Schadensersatz nach unberechtigtem Baustopp
Mieter legte per einstweiliger Verfügung Sanierungsarbeiten auf Eis
30.12.2016 (GE 23/2016, S. 1478) Eine ziemlich alltägliche Konstellation: Der Vermieter will das Mietobjekt und auch einzelne Wohnungen instand setzen/modernisieren. Ein oder mehrere Mieter wollen das aus verschiedensten Gründen nicht zulassen und beantragen eine einstweilige Verfügung auf Untersagung weiterer Arbeiten, die auch erlassen wird. Der Vermieter muss die Arbeiten einstellen. Die Kosten laufen jedoch weiter, die der Vermieter bezahlen muss bzw. meint, bezahlen zu müssen. Es stellt sich später heraus, dass die einstweilige Verfügung unberechtigt ergangen ist, weil Mieteransprüche auf Baustopp nicht gerechtfertigt waren. Jetzt geht es um Schadensersatzansprüche des Vermieters gegen den Mieter.

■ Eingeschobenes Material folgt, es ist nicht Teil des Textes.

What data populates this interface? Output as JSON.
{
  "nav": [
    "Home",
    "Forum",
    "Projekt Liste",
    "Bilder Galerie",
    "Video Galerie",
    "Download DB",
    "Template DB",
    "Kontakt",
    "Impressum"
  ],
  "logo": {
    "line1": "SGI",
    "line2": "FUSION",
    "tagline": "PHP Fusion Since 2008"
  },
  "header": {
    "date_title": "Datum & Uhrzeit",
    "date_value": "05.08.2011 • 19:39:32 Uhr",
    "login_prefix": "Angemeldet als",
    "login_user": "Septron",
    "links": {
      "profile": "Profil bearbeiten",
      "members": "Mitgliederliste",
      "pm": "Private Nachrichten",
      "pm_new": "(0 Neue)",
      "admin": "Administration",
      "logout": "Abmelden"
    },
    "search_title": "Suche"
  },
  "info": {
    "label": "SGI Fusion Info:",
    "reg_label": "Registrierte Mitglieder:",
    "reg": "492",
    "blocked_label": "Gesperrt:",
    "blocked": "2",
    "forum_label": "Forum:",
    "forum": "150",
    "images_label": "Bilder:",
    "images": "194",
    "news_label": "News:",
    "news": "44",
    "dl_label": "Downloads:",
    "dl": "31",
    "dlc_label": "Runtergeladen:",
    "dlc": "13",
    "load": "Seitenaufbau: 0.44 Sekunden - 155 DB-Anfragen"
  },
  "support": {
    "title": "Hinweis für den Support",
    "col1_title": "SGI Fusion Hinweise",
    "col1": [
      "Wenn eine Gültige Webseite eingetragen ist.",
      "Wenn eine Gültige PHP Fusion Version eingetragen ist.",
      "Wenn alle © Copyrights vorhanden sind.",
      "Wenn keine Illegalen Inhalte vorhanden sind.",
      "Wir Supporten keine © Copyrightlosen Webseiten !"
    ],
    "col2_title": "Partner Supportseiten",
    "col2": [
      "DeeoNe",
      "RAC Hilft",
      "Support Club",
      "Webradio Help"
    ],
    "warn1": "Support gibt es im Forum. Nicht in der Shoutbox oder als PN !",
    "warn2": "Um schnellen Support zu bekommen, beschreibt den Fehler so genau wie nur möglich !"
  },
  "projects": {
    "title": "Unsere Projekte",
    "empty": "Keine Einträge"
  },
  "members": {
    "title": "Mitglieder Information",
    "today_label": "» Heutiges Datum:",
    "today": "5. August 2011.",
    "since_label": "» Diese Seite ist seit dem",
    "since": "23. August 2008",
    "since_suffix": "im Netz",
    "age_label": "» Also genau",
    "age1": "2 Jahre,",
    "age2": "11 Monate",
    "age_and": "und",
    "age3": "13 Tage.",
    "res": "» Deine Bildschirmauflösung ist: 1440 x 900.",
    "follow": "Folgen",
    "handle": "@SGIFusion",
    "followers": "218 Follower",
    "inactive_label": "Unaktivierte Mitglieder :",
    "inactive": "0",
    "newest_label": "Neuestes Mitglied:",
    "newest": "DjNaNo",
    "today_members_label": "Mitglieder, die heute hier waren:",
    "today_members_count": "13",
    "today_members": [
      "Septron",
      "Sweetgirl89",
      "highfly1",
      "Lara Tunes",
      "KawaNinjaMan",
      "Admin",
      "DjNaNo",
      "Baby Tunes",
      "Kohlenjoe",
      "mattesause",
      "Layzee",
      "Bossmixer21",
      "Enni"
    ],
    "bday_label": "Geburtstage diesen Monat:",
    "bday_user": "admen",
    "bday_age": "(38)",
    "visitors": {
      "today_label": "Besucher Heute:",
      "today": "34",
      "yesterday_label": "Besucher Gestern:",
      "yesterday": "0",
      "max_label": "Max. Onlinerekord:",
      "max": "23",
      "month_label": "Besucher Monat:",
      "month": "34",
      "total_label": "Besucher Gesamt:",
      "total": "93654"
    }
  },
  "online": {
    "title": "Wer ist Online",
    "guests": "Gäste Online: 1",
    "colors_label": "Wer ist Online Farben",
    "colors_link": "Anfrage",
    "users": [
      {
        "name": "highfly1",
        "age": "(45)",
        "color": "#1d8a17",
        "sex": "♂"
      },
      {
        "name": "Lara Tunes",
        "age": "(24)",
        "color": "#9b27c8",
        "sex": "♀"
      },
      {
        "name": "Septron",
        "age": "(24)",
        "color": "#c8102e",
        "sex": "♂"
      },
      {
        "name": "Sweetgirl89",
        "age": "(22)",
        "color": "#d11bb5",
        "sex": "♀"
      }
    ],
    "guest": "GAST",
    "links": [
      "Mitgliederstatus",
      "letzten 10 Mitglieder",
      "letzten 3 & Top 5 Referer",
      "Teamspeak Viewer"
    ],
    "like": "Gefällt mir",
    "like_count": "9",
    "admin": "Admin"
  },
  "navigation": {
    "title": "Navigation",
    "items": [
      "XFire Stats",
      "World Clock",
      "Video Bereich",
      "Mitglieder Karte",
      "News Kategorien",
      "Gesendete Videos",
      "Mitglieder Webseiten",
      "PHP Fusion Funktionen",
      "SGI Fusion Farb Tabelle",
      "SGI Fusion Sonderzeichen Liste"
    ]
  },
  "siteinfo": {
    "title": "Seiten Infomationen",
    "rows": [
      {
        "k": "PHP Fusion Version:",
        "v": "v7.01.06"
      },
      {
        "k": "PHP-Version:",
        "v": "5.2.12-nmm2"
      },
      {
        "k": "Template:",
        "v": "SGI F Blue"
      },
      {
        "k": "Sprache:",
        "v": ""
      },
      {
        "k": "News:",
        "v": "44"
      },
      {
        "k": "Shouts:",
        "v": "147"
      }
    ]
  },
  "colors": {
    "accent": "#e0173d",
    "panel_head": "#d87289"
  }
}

Der Fall: Der Eigentümer/Vermieter einer Reihe von Wohngebäuden kündigte den Mietern umfangreiche Sanierungs- und Energieeinsparungsmaßnahmen in den Häusern an. Ein Mieter stellte einen Antrag auf Durchführung eines selbständigen Beweisverfahrens, um den Instandsetzungsbedarf an den Häusern feststellen zu lassen. Zugleich beantragte er per einstweiliger Verfügung einen Baustopp. Das AG entsprach dem Antrag. Der Vermieter legte etwa zwei Monate nach Erlass der einstweiligen Verfügung Widerspruch ein. Dann ruhte das Verfahren einvernehmlich bis zur Wiederaufnahme durch den Vermieter etliche Monate später. Das AG bestätigte die einstweilige Verfügung nur teilweise. Im folgenden Berufungsverfahren nahm der Mieter den Antrag auf Erlass der einstweiligen Verfügung zurück. Nun nahm der Vermieter den Mieter auf Schadensersatz für die durch Verzögerung des Baubeginns entstandenen Schäden (Vertragsstrafenzahlung, Mietausfall für leerstehende Dachwohnungen, Finanzierungsschäden) in Anspruch. Das AG wies die Klage ab, die Berufung blieb erfolglos. Das LG Berlin (ZK 18) hatte gemeint, die Klägerin habe keinen Schadensersatzanspruch, weil
1. sie die Verzögerung des Baubeginns nicht zu vertreten gehabt und der Baufirma deshalb keine Vertragsstrafe geschuldet habe, 
2. die Finanzierungsschäden aus erst nach Zustellung der einstweiligen Verfügung abgeschlossenen Darlehensverträgen herrührten,
3. hinsichtlich des Mietausfalls nicht dargelegt sei, wann bei rechtzeitigem Baubeginn die Dachwohnungen bezugsfertig geworden und vermietet worden wären.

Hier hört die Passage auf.